Following a recipe for a detoxifying thyme bath from a book, she boiled the herb's leaves on the stove, poured the brew into her tub, and emerged with a film of soggy leaves clinging to her body.
Russo had forgotten to strain the thyme, but after about 20 minutes, just as the book had promised, the effects of the bath kicked in nonetheless. She could feel herself breaking out into a sweat, she says, and the next morning, she felt profoundly refreshed.
"I was kind of surprised the stuff really worked," Russo says. "These were just herbs in a bucket."
The experience sparked the Willow Glen resident's curiosity. It also was the start of an insatiable interest in herbs and their numerous uses. Twenty years later, she's learned how to grow them, dry them, cook them and drink them. And now she is ready to share that knowledge in a class at the Willows Senior Center called "Herbs, Teas and Aloes."
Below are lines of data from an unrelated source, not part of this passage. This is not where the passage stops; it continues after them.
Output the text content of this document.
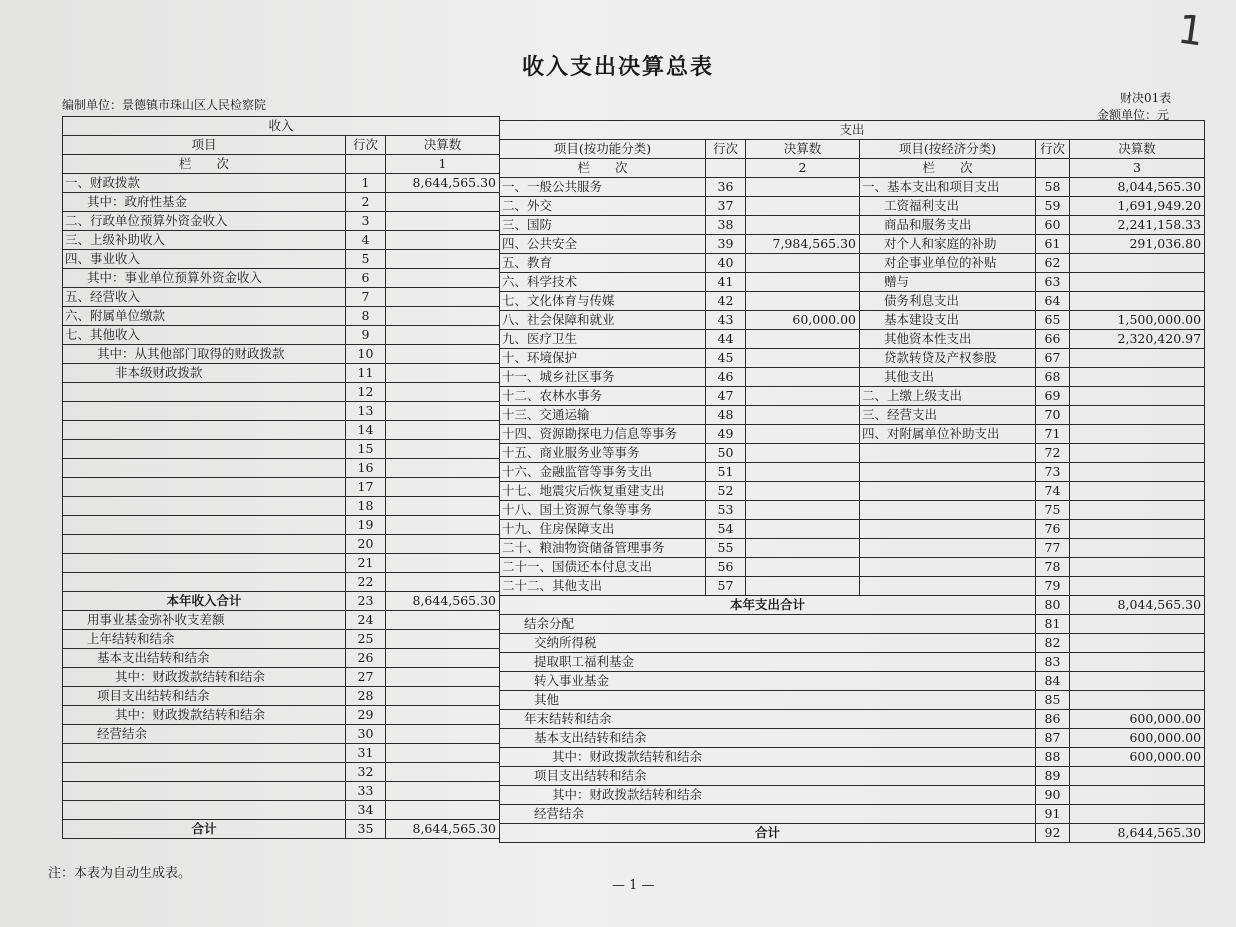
1
收入支出决算总表
编制单位：景德镇市珠山区人民检察院	财决01表
金额单位：元
收入		
项目	行次	决算数
栏　　次		1
一、财政拨款	1	8,644,565.30
其中：政府性基金	2	
二、行政单位预算外资金收入	3	
三、上级补助收入	4	
四、事业收入	5	
其中：事业单位预算外资金收入	6	
五、经营收入	7	
六、附属单位缴款	8	
七、其他收入	9	
其中：从其他部门取得的财政拨款	10	
非本级财政拨款	11	
	12	
	13	
	14	
	15	
	16	
	17	
	18	
	19	
	20	
	21	
	22	
本年收入合计	23	8,644,565.30
用事业基金弥补收支差额	24	
上年结转和结余	25	
基本支出结转和结余	26	
其中：财政拨款结转和结余	27	
项目支出结转和结余	28	
其中：财政拨款结转和结余	29	
经营结余	30	
	31	
	32	
	33	
	34	
合计	35	8,644,565.30
支出					
项目(按功能分类)	行次	决算数	项目(按经济分类)	行次	决算数
栏　　次		2	栏　　次		3
一、一般公共服务	36		一、基本支出和项目支出	58	8,044,565.30
二、外交	37		工资福利支出	59	1,691,949.20
三、国防	38		商品和服务支出	60	2,241,158.33
四、公共安全	39	7,984,565.30	对个人和家庭的补助	61	291,036.80
五、教育	40		对企事业单位的补贴	62	
六、科学技术	41		赠与	63	
七、文化体育与传媒	42		债务利息支出	64	
八、社会保障和就业	43	60,000.00	基本建设支出	65	1,500,000.00
九、医疗卫生	44		其他资本性支出	66	2,320,420.97
十、环境保护	45		贷款转贷及产权参股	67	
十一、城乡社区事务	46		其他支出	68	
十二、农林水事务	47		二、上缴上级支出	69	
十三、交通运输	48		三、经营支出	70	
十四、资源勘探电力信息等事务	49		四、对附属单位补助支出	71	
十五、商业服务业等事务	50			72	
十六、金融监管等事务支出	51			73	
十七、地震灾后恢复重建支出	52			74	
十八、国土资源气象等事务	53			75	
十九、住房保障支出	54			76	
二十、粮油物资储备管理事务	55			77	
二十一、国债还本付息支出	56			78	
二十二、其他支出	57			79	
本年支出合计				80	8,044,565.30
结余分配				81	
交纳所得税				82	
提取职工福利基金				83	
转入事业基金				84	
其他				85	
年末结转和结余				86	600,000.00
基本支出结转和结余				87	600,000.00
其中：财政拨款结转和结余				88	600,000.00
项目支出结转和结余				89	
其中：财政拨款结转和结余				90	
经营结余				91	
合计				92	8,644,565.30
注：本表为自动生成表。
— 1 —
Russo says people have always used herbs for multiple purposes. She remembers her own Italian-American grandmother generously utilizing the aromatic plants for food preparation as well as various ailments.
"Salt and pepper and ketchup is what you see nowadays," Russo says.
In her planned eight-session class, Russo wants to revive an appreciation for herbs by incorporating history and folklore lessons.
For example, participants will learn that sage has traditionally been used for meat preparation not primarily for taste, but for the its antiseptic qualities.
Russo says she would like participants to leave the course with the ability to identify at least 15 herbs and understand their usefulness.
"I want them to know they can drink these herbs, cook with them, make baths, plant them and make them into gifts," she says.
This class may still be in the development stage, but Russo's class "Feng Shui Quilts" at the senior center is up and running.
On first impression, the classes, which will be offered through the Metropolitan Education District, may appear unrelated. But to Russo-- who left her job in advertising several years ago--there is a common thread: The rediscovery of age-old techniques that promote health and well-being.
Like the rediscovery of herbs, Russo's 12-session quilting class revisits the ancient principles of feng shui through quilting.
While the course incorporates plenty of hands-on lessons in sewing and quilting techniques, she says the primary focus is a meditative, spiritual one.
Russo came up with the idea when she was taking lessons from renowned San Jose quilter Therese May several years ago.
The standard setup of feng shui principles, the baqua, is divided into nine areas--wealth, fame, relationships, health and family, children and creativity, knowledge, career, helpful people as well as the calming center, chi. Russo considered the baqua an ideal way to incorporate the principles into the basic nine-patch quilting pattern.
May, who in her work often uses traditional quilts as an expressive medium, thought Russo's idea would hit home.
"It was kind of an inspirational moment," May says. "It was a perfect melding of two things that came naturally."
The main idea, Russo says, is for a quilter to reflect on a baqua area that she would like to improve in her personal life and to translate her wishes into the quilt through the use and placement of symbols and colors.
"It's kind of like a Tibetan prayer quilt," says Russo, emphasizing that the idea is not necessarily to wish for material things, but for self-improvement.
Sylvia Karp, assistant principal at the Central County Occupational Center, part of the Metropolitan Education system, adopted Russo's classes into the fall program. Russo's unique approach to the quilting class intrigued Karp.
"The feng shui quilting class puts a very interesting package around a basic quilting class," Karp says. "I thought it would attract people who wanted to look at quilting through a different perspective."
If Russo's classes resonate well with the community, Karp says they will be kept as part of the schedule.
Russo hopes the passion she discovered 20 years ago can be passed on to her students through the smoothing properties of herbs and teas and creation of quilts.